Warning signs that a potential client isn't worth doing business with

Due diligence in checking out a potential customer is a must, says insurance leader

Warning signs that a potential client isn't worth doing business with

Insurance News

By Mina Martin

A trade credit insurer has warned businesses against operating based solely on trust, saying it is a risky practice that “can result in losses that can quickly get out of hand.”

“Businesses should consider taking out trade credit insurance, which can protect the company if customers don’t pay,” said Atradius’s Mark Hoppe, managing director for ANZ. “It can also help businesses [to] do more thorough due diligence before deciding which customers to trust.”

To avoid cash-flow issues that result from non-payment of customers, Hoppe said the key ingredient is “choosing the right companies to business with.”

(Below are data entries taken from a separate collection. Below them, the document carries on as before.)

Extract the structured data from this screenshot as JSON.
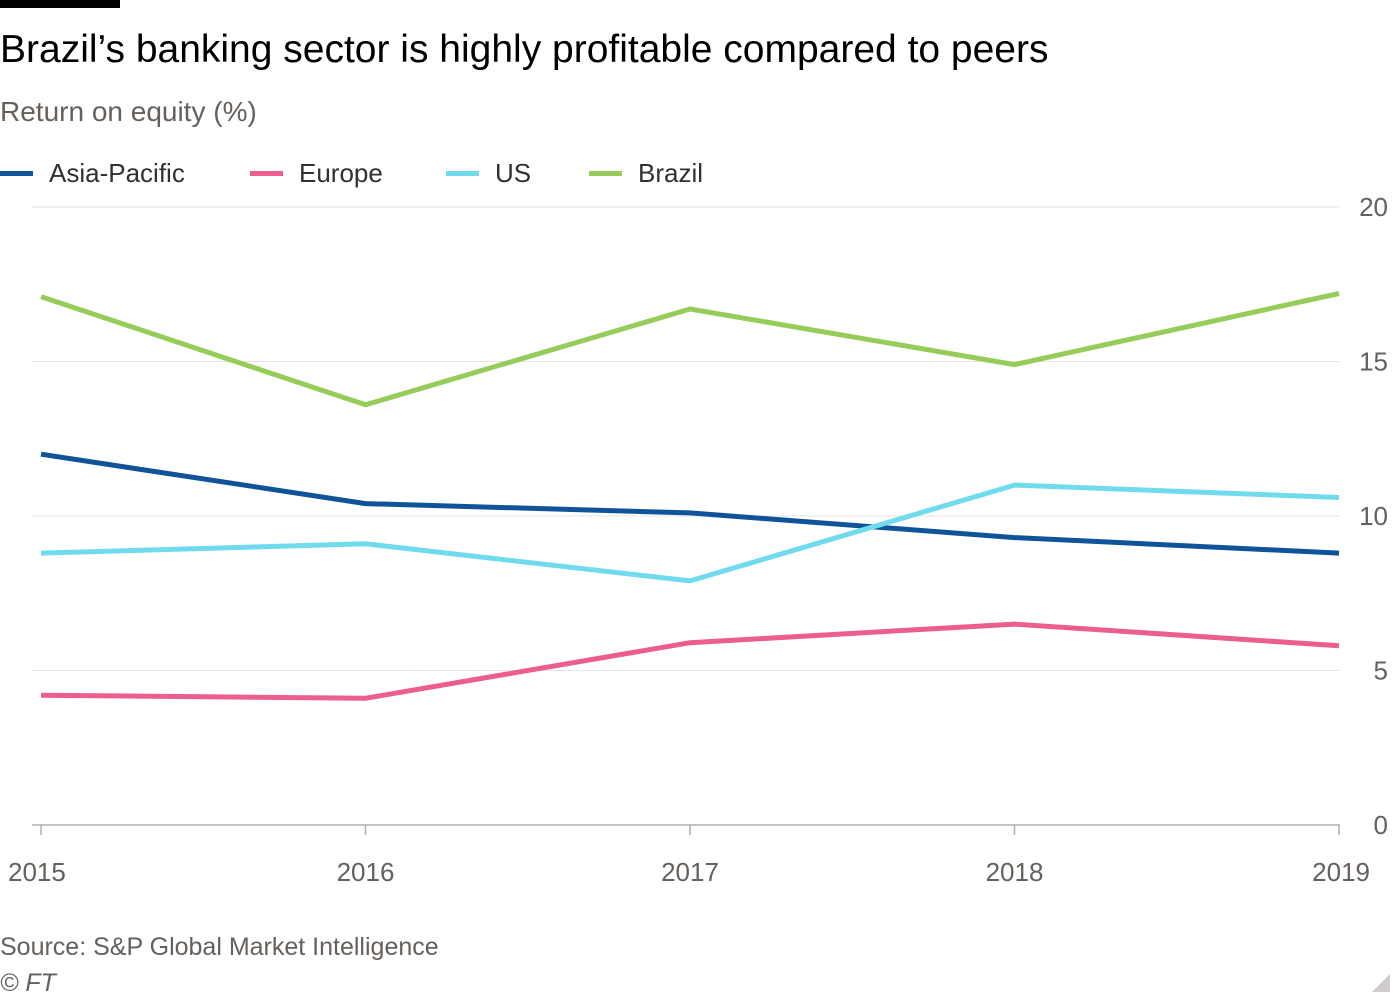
{
  "header": {
    "title": "Brazil’s banking sector is highly profitable compared to peers",
    "subtitle": "Return on equity (%)"
  },
  "legend": {
    "items": [
      {
        "label": "Asia-Pacific",
        "color": "#0f5499"
      },
      {
        "label": "Europe",
        "color": "#eb5e8d"
      },
      {
        "label": "US",
        "color": "#70dbed"
      },
      {
        "label": "Brazil",
        "color": "#96cc5a"
      }
    ]
  },
  "chart_data": {
    "type": "line",
    "title": "Brazil’s banking sector is highly profitable compared to peers",
    "subtitle": "Return on equity (%)",
    "xlabel": "",
    "ylabel": "",
    "x": [
      2015,
      2016,
      2017,
      2018,
      2019
    ],
    "x_tick_labels": [
      "2015",
      "2016",
      "2017",
      "2018",
      "2019"
    ],
    "y_ticks": [
      0,
      5,
      10,
      15,
      20
    ],
    "y_tick_labels": [
      "0",
      "5",
      "10",
      "15",
      "20"
    ],
    "ylim": [
      0,
      20
    ],
    "y_axis_position": "right",
    "grid": "horizontal",
    "legend_position": "top-left",
    "series": [
      {
        "name": "Asia-Pacific",
        "color": "#0f5499",
        "values": [
          12.0,
          10.4,
          10.1,
          9.3,
          8.8
        ]
      },
      {
        "name": "Europe",
        "color": "#eb5e8d",
        "values": [
          4.2,
          4.1,
          5.9,
          6.5,
          5.8
        ]
      },
      {
        "name": "US",
        "color": "#70dbed",
        "values": [
          8.8,
          9.1,
          7.9,
          11.0,
          10.6
        ]
      },
      {
        "name": "Brazil",
        "color": "#96cc5a",
        "values": [
          17.1,
          13.6,
          16.7,
          14.9,
          17.2
        ]
      }
    ]
  },
  "footer": {
    "source": "Source: S&P Global Market Intelligence",
    "copyright": "© FT"
  }
}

“It’s important to understand the warning signs that could indicate a potential customer could cause a problem by not being able to pay,” he said.

Hoppe identified 10 warning signs that could indicate that a potential customer isn’t worth the risk of doing business with.

  1. Too much debt. A company whose operations are mostly funded by creditors may have some difficulty servicing that debt and may not be a valuable business partner.
  2. Over-expansion. A company that expands faster than its cash flow would allow, by taking on debt to fund the expansion, may present risk – even if the business owners have experience and know what they’re doing.
  3. Lack of clarity. Businesses that are unclear about what they do and how they generate profit are best avoided, as they present a significant amount of risk.
  4. Qualified accounts or going concern commentary. Qualified accounts are audited accounts where the auditor has doubts or disagreements with the firm’s management; while ‘going concern commentary’ – which though not as serious as qualified accounts – can be a sign that the auditor is protecting themselves from litigation but is still signing off on the accounts. These are warning signs not to do business with a company.
  5. Profit warnings. A profit warning is the clearest sign that a company won’t meet its earning expectations and could be a signal that the business may be in trouble.
  6. Profit versus cashflow. Doing business with a company with strong profits but little cashflow is highly risky as this could be a sign that the company is hiding issues, as well as a sign of dodgy accounting practices.
  7. Irregular payments. Irregular payments, or payments that come in lumps after long periods of non-payment, could be a sign that the company’s cash flow is compromised. Deciding to continue doing business with a company in this situation can depend on past payment history, current relationships, and the reasonable likelihood of the business getting its cash flow back on track.
  8. Unstable leadership. If there are lots of changes or signs of discontent at the board or leadership level, such as surprise resignations, this could be a sign of trouble ahead.
  9. Trappings of success. Directors that have high-end, brand new cars, computer systems, and furnishings can be a sign that they are rewarding themselves at the expense of the company. And while this isn’t necessarily a sign of trouble on its own, when taken in conjunction with other signs on this list, it could be a red flag.
  10. Late filing of accounts. If the company files its accounts late, it could be a sign of general disorganisation or it could indicate that the business had trouble getting an auditor to sign off.

“As in most aspects of business, context is everything,” Hoppe said. “One or two of these signs in isolation may not be conclusive evidence that a company is failing. However, when enough of these signs come up together, or when the circumstances are especially severe, it’s a strong warning that your company shouldn’t do business with this customer.”